7. The Application Server is down or not responsive
My favorite territory. If the Application Server is down or not responsive, obviously you can’t access the application. Log on to each Application Server and ensure it is healthy by reviewing the Standard Out of the JVM, Standard Error of the JVM and any Application specific log files. Also check if the process is up and running by using ‘ps’ on unix and ‘Task Manager’ on Windows.
A completely ‘down’ Application Server is somewhat easier to diagnose rather than an ‘unresponsive Application’ i.e hung application. If the application process is up but the application is not responsive, in JEE world, there could be several reasons.
a. The JVM has run out of memory and constantly throwing ‘OutOfMemory’ error
b. Heap is full and Garbage Collection is taking for ever to reclaim space. In most cases, JVM is paused during Garbage collection.
c. The Application Server has run out of Web Container threads to process new requests. This could be because of a slow or unresponsive backend such as Database or because of an exhausted backend connection pool.
Bummer: What happens if happen to have dozens of Application Servers Answer at the end of this article.

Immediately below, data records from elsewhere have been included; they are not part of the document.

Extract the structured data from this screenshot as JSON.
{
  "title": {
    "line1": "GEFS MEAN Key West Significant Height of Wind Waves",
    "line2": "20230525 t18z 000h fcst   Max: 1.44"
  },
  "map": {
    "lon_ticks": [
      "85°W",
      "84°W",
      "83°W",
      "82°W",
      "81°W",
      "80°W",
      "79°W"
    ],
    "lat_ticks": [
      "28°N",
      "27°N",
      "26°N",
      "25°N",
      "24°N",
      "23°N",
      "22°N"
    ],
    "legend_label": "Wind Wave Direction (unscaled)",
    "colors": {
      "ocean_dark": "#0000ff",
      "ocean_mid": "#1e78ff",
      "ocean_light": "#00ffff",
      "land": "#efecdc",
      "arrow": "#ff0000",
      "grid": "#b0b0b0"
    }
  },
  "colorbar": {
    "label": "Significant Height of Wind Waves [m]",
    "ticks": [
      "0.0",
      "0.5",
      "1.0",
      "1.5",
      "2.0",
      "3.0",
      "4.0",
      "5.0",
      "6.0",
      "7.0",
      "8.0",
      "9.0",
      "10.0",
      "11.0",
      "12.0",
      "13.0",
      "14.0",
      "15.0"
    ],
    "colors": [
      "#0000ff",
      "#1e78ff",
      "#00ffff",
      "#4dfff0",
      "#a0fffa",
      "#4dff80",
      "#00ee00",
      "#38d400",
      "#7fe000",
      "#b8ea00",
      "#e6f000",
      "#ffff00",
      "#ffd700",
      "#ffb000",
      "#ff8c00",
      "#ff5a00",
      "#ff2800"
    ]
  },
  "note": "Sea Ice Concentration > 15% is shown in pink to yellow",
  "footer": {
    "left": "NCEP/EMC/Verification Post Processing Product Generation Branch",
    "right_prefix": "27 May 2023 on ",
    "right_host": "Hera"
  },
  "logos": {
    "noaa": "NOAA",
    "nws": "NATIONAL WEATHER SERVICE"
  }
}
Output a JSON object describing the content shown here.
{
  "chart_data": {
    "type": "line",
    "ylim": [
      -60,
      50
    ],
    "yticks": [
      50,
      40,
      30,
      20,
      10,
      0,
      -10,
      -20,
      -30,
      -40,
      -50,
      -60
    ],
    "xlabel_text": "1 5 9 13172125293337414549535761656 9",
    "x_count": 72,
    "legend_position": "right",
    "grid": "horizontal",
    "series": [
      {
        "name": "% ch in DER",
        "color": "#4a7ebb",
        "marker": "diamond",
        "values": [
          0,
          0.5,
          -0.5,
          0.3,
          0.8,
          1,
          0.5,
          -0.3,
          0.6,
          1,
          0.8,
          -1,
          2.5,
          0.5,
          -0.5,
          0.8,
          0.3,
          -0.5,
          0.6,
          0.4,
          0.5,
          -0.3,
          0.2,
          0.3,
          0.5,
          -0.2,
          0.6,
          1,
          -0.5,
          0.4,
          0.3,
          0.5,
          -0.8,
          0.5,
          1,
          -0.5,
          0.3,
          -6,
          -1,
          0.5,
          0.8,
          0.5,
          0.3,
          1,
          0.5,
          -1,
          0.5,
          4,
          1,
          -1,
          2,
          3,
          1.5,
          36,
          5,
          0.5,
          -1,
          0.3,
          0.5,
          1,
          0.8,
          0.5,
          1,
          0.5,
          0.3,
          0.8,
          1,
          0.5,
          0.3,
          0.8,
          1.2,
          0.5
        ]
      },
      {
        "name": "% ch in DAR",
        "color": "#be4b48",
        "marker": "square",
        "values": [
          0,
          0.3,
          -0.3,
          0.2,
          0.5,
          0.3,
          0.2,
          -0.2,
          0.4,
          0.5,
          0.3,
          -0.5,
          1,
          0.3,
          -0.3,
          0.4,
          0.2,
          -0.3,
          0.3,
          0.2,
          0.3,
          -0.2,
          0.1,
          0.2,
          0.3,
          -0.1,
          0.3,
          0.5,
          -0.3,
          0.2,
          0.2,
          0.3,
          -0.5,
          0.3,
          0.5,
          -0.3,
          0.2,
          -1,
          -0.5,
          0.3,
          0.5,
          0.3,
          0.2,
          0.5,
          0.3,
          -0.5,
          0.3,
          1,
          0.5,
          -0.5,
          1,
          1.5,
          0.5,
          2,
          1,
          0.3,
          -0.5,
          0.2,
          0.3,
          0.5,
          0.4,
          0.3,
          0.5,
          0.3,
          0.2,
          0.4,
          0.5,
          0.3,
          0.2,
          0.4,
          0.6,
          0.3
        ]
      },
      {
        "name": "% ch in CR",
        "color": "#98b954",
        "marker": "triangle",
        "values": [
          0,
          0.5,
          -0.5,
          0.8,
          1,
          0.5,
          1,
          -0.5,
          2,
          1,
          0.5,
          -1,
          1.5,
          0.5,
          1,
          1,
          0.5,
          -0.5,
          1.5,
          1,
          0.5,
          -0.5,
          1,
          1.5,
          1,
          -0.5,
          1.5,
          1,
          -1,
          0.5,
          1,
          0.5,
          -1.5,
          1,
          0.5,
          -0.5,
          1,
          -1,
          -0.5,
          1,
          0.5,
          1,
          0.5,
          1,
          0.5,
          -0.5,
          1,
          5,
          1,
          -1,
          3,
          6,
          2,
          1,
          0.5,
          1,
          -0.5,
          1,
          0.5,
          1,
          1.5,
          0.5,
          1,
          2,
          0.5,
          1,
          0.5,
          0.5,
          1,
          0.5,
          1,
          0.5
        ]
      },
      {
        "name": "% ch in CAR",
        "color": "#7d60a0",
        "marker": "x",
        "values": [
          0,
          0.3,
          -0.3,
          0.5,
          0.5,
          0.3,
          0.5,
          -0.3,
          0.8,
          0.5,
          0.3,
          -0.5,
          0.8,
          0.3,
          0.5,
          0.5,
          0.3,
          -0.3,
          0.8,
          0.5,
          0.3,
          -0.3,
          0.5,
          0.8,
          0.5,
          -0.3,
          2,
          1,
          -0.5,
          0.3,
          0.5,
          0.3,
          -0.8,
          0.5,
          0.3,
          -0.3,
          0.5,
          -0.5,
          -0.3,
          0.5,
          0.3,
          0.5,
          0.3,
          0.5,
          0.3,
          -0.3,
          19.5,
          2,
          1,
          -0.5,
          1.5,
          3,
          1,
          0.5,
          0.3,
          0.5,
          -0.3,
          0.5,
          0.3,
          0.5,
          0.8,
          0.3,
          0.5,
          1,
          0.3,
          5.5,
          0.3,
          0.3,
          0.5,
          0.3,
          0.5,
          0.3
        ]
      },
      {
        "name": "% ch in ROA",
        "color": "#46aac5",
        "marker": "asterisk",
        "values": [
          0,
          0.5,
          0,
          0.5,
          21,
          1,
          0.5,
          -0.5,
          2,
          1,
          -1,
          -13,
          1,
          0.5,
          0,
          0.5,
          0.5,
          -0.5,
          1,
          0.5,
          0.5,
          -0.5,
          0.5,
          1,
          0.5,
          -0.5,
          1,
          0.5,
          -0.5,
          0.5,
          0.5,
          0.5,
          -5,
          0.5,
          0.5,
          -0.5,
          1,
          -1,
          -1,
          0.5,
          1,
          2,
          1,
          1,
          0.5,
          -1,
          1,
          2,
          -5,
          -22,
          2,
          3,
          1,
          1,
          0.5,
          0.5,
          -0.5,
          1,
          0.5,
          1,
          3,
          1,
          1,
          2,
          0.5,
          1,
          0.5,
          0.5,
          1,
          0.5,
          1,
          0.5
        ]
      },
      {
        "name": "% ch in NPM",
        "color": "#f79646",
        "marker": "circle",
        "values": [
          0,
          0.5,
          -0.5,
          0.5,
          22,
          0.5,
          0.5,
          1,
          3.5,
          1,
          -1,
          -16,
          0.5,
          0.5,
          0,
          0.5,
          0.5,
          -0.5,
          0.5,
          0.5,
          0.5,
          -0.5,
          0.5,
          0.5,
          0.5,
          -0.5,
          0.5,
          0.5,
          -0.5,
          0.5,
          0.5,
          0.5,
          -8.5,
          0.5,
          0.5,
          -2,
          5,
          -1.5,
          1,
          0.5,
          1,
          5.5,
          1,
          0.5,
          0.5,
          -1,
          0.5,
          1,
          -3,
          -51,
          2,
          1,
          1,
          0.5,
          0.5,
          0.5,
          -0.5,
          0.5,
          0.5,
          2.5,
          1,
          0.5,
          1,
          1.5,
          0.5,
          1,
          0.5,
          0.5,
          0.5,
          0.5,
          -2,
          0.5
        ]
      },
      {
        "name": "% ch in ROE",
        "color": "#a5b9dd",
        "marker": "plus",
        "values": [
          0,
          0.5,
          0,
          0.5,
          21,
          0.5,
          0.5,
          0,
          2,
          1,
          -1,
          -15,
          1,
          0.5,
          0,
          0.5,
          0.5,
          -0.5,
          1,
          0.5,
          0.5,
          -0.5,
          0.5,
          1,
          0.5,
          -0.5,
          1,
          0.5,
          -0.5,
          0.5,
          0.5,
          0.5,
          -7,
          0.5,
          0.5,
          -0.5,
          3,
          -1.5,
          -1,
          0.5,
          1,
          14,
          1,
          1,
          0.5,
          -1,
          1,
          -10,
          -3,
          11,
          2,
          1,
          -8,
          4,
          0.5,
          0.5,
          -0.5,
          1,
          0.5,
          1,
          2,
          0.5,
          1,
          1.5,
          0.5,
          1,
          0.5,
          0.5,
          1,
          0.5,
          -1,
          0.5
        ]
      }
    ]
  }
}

8. A network level ‘connection reset’ is happening somewhere
This is perhaps the most difficult to solve. It is quite possible that somewhere along the line, F5, Web Server or Application server is issuing a tcp ‘connection reset’ for whatever reason. The reasons could range from ‘Large Kerberos packet size’ in a Windows Single Sign On environment to some ‘SSL handshake issue’. You need to get your hands dirty with ‘Wireshark’ or ‘Microsoft Network Monitor’ to dig into find out what’s happening.
Note: I’m not dealing with HTTP ‘404’ error which simply means the requested resource is not found (such as missing jpg file or something like that) The error I’m dealing with in this article is the good old ‘Internet Explorer cannot display the webpage’ where in the connection to the website was not made at all.
There you have it. 8 reasons for the ‘page cannot be displayed’. Hopefully your issue is due to reason 1 and not the other extreme.
Oh, wait. Did I forget something?
I know what you are asking – How do I monitor my servers when I have dozens of them (Web Servers, Application Servers etc). Glad you asked.
The solution is to invest in a good quality commercial APM tool. There are tons of them out there and lot of them are excellent. An APM solution will give you the following benefits.
1. Monitor end to end performance
2. Consolidate metrics from several systems (such as dozens of web servers) in to a unified easy to use interface (dashboards) so that you can uncover issues at a glance.
3. Trigger alerts based on the threshold set by you (or automatically learned thresholds)
4. Take ‘actions’ automatically when certain event occurs
5. Reveal the complete transaction trace to show the response time by the ‘method level’
6. Using transaction snapshots, reveal the exact line of code that is causing issues
7. Track Java heap to uncover leak suspects
and much more.
Implement an APM. Sit back and Relax (until the Alert goes off, of course).